2) Tip the hot nuts into a wide-mesh sieve or colander. Roll the nuts around to remove the skins then transfer the nuts to a plastic bag. Using a rolling pin, crush them into medium-sized pieces.
3) Chop up the chocolate and put it in a bowl over a pan of barely simmering water. Add in the Nutella and the butter cut into pieces.
4) Stir to a smooth consistency then add the pieces of hazelnut and crumbled Gavotte biscuits.
5) Pour the praline onto a baking sheet lined with parchment paper and use a spatula to smooth the praline to a thickness of about 4 mm.

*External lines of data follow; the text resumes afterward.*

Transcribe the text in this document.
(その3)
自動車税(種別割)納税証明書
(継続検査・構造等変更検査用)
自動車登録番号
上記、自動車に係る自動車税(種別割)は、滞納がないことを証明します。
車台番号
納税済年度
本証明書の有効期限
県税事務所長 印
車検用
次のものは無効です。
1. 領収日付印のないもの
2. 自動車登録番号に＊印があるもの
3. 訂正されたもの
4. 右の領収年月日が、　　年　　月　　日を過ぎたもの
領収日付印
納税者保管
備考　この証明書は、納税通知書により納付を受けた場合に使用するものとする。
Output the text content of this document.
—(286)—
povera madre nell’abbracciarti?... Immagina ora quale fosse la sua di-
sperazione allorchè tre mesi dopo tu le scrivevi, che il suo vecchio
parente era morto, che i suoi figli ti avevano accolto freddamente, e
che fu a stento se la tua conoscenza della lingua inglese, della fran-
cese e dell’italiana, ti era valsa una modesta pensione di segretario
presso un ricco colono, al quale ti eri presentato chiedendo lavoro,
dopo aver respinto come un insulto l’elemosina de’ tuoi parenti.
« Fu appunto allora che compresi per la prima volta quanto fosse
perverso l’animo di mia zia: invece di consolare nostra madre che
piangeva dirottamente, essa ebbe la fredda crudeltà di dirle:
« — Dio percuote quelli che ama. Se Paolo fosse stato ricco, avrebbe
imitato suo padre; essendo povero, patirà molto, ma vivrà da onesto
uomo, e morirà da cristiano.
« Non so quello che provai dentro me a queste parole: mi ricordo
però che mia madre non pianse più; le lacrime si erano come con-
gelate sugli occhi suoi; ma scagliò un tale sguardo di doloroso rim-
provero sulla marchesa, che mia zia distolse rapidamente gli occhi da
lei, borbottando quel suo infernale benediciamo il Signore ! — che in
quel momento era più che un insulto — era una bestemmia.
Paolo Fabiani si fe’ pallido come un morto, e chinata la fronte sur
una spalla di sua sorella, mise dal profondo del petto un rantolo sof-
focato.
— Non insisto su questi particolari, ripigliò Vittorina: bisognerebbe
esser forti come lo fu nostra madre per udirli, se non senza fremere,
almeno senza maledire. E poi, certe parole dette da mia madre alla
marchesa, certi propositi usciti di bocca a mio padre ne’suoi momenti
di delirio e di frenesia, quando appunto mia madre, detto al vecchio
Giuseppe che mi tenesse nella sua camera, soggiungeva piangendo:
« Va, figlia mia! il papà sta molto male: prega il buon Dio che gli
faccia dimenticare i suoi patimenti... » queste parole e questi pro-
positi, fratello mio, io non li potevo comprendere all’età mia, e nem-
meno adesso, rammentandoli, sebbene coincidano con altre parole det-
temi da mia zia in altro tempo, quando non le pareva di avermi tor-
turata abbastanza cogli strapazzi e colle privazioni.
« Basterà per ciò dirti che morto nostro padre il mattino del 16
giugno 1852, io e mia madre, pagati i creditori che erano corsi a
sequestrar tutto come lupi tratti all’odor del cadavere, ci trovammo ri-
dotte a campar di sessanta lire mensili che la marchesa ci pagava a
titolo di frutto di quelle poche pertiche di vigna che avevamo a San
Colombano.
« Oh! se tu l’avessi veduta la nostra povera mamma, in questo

6) Set aside in the fridge for 1 hour then transfer it to the freezer for 2 hours.
7) Cut frozen praline into 1.5 cm squares and return the squares to the freezer until ready to use.
The original recipe calls for 33 grams Nutella and 50 grams Piedmont hazelnut paste. But I honestly have no idea where to find the hazelnut paste (I did contemplate making my own, but, i was lazy) and I figure, everyone likes Nutella. Due to the extra Nutella I decided to use the dark chocolate ganache instead of the milk chocolate ganache used by Pierre.
One point to note – it is important to get the praline to the right thickness. If it is too thin, you probably won’t get the intended crunch. And if it is too thick (as I discovered), you have problem sandwiching the macaron shells.